Ce fut une année difficile, c'est certain. Nous avons tous les deux consacré tout notre temps aux études, et à l'apprentissage du français en famille. Nous n'avons pas pu retourner voir nos familles au Liban pour les fêtes et cela nous a manqué. Nous avons néanmoins pu y aller cet été.

Financièrement aussi, ce fut compliqué car nous dépendions uniquement du salaire de mon épouse. Heureusement, j'ai pu bénéficier d'une aide financière de la HE Vinci via le Conseil social.
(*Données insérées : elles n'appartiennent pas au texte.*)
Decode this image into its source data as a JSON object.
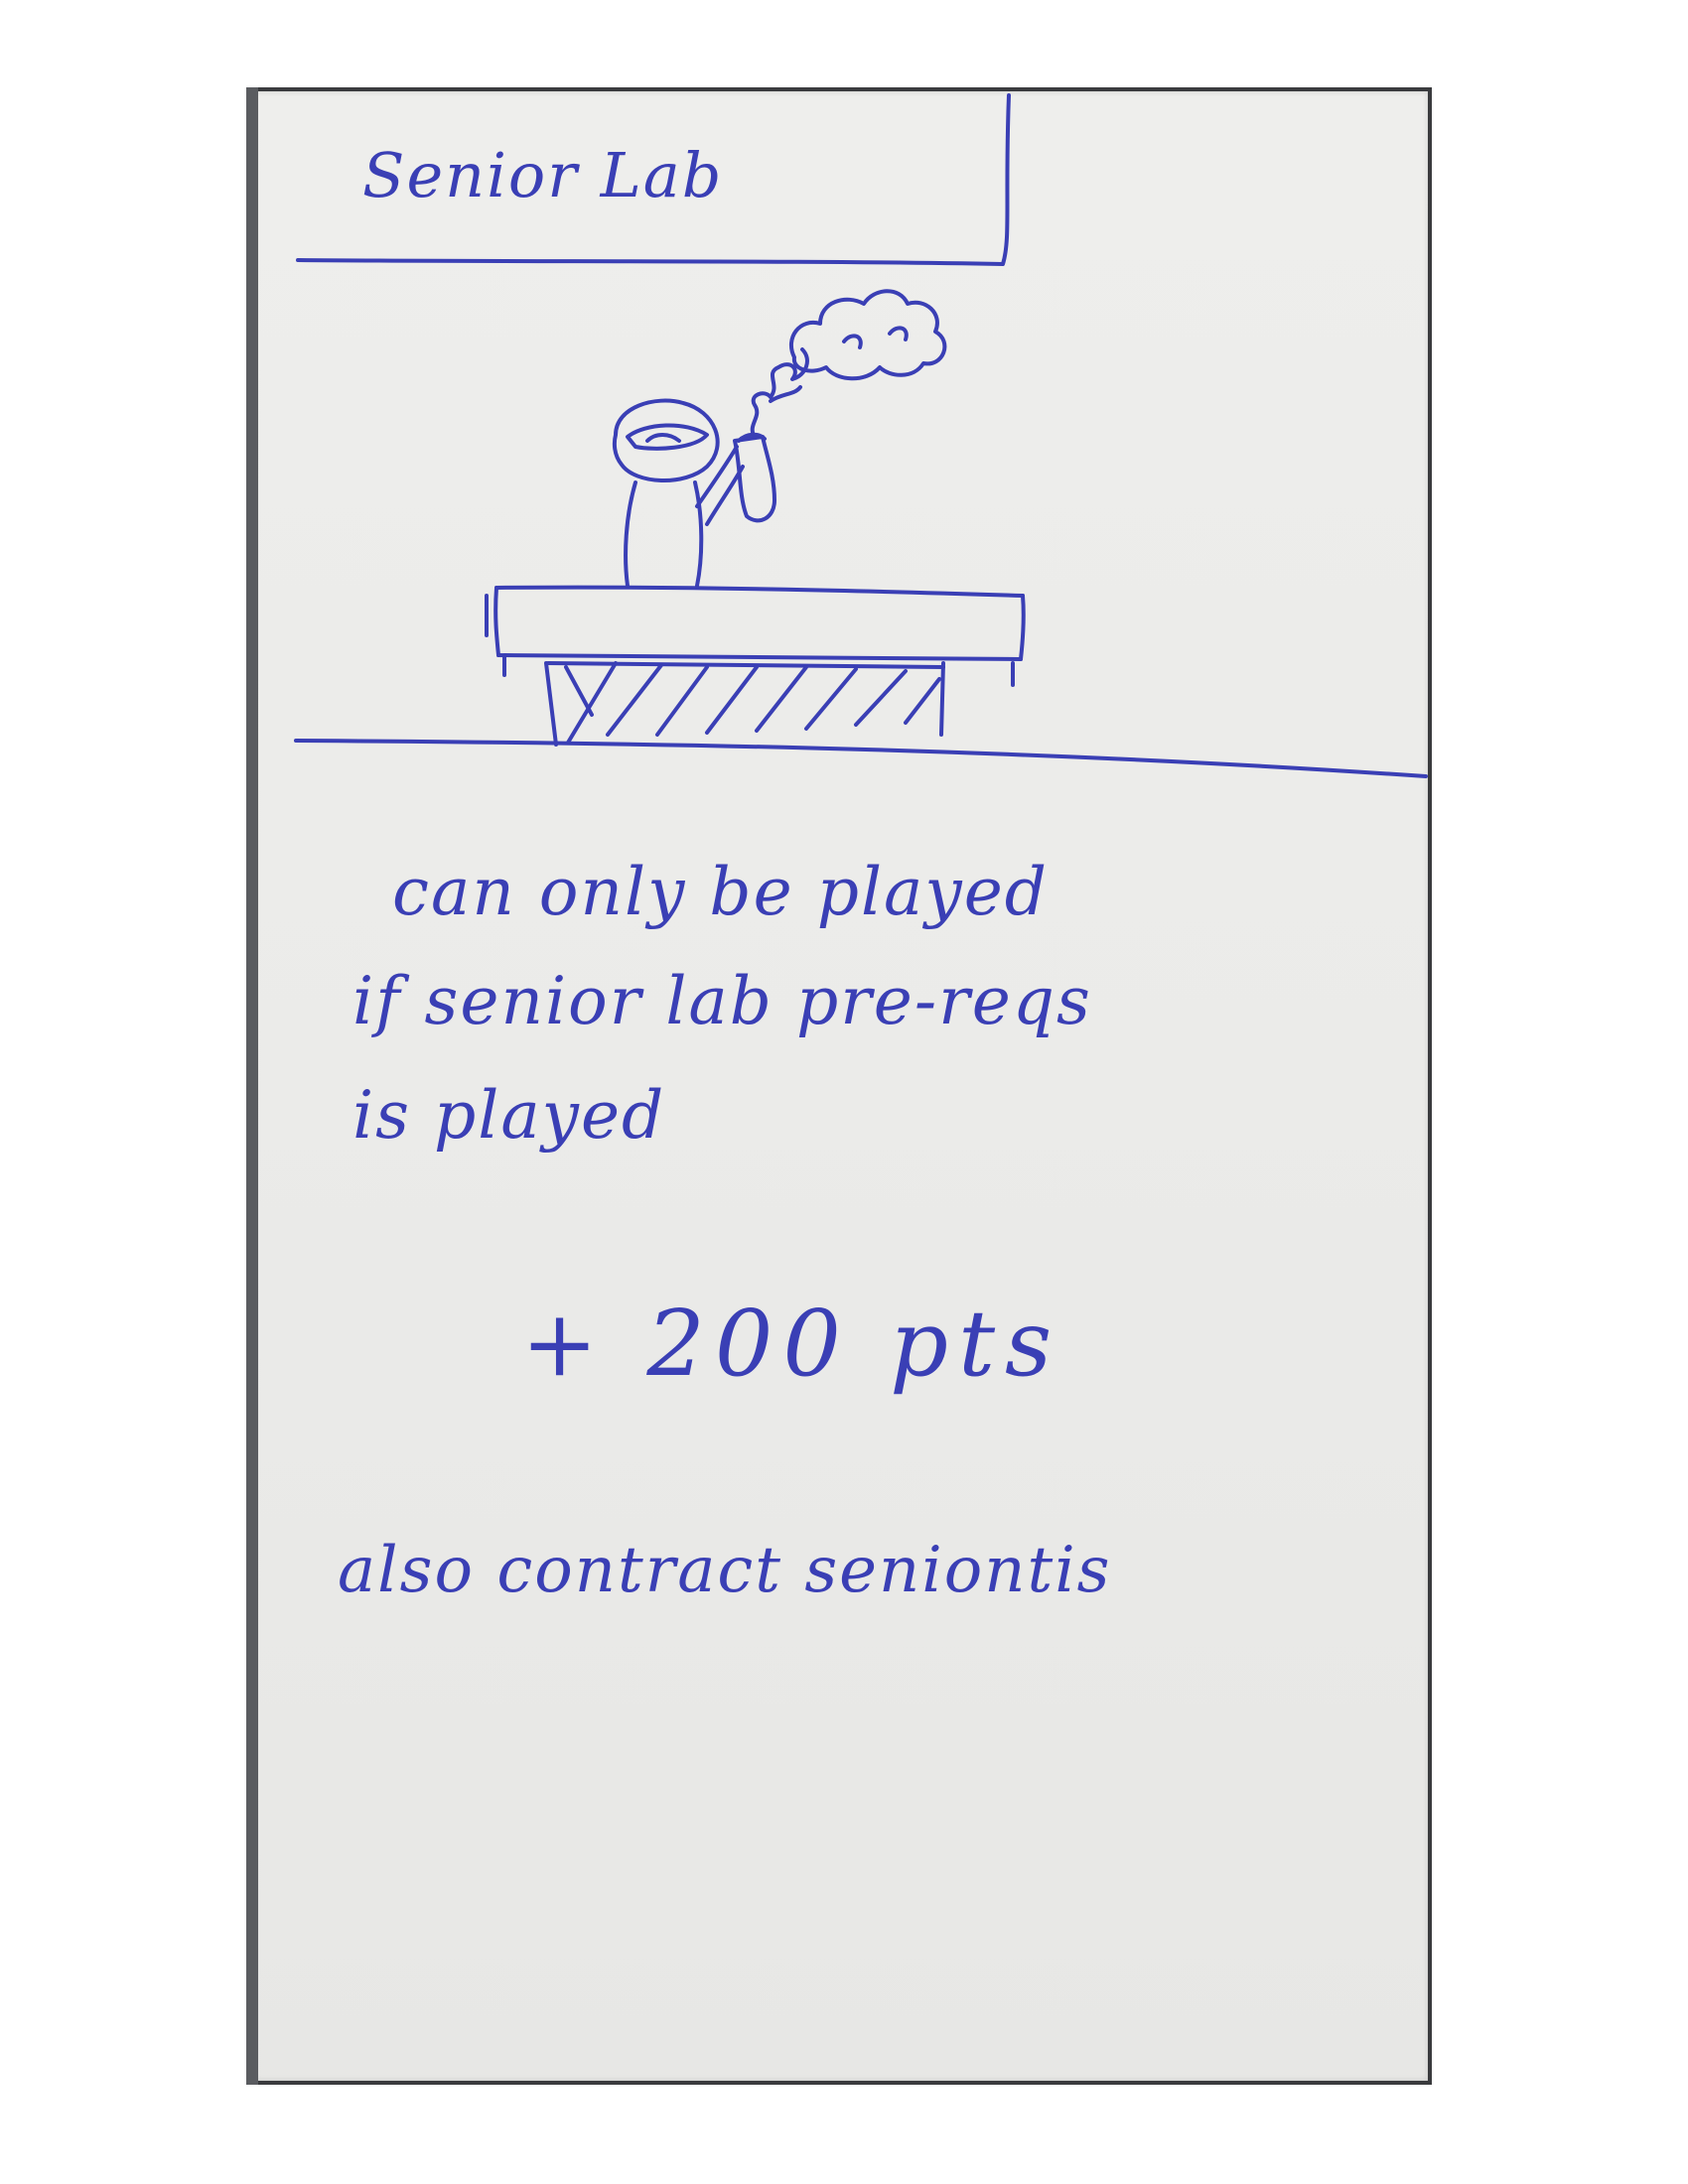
{
  "card": {
    "title": "Senior Lab",
    "rules": [
      "can only be played",
      "if senior lab pre-reqs",
      "is played"
    ],
    "points": "+ 200 pts",
    "side_effect": "also contract seniontis"
  },
  "ink_color": "#3a3fb5",
  "card_color": "#ececea",
  "backdrop_color": "#3a3b3e"
}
Le plus difficile dans la formation ont été les stages car je n'avais plus eu de contact avec les patients depuis un certain temps (en salle d'opération, les patients sont endormis). J'ai dû réapprendre les soins directs aux patients. Mais mon objectif de retourner au bloc opératoire m'a permis de franchir les moments difficiles.

Auriez-vous un conseil à donner à un étudiant qui reprend des études, comme vous ?
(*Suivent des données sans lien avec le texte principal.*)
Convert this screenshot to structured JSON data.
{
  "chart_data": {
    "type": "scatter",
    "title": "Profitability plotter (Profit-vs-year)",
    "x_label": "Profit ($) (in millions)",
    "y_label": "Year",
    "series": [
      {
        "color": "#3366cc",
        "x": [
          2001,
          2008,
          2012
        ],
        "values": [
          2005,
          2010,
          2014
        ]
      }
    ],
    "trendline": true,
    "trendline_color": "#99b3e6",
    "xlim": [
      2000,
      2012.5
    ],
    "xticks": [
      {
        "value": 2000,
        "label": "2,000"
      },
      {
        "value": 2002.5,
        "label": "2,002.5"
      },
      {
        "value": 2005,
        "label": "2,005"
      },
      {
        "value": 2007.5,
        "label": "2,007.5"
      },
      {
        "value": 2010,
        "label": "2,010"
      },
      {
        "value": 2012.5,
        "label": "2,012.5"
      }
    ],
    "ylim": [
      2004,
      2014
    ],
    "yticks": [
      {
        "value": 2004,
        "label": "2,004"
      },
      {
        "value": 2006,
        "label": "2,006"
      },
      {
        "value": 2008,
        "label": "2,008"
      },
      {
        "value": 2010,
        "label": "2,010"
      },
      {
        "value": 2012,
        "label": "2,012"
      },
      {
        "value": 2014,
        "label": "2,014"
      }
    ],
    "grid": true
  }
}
Je lui dirais d'être patient, ne pas perdre son objectif de vue. Il faut être humble aussi. Ce n'est pas évident, à mon âge, et avec mon expérience, de retourner à l'hôpital en tant que stagiaire. Il faut accepter les remarques avec philosophie et positiver.

Quel regard avez-vous sur cette année qui vient de s'écouler ?

Je me dis que c'est le fait de réduire la durée des études à 1 an qui a permis de rendre tout cela possible. Grâce à la VAE, je vais pouvoir reprendre le cours de ma carrière. Sans cela, j'aurais été bloqué dans des fonctions qui ne me correspondaient pas. Même si cela a été une année intense, savoir que le programme a été adapté à mon parcours, en reconnaissant mes compétences, m'a encouragé à franchir les étapes.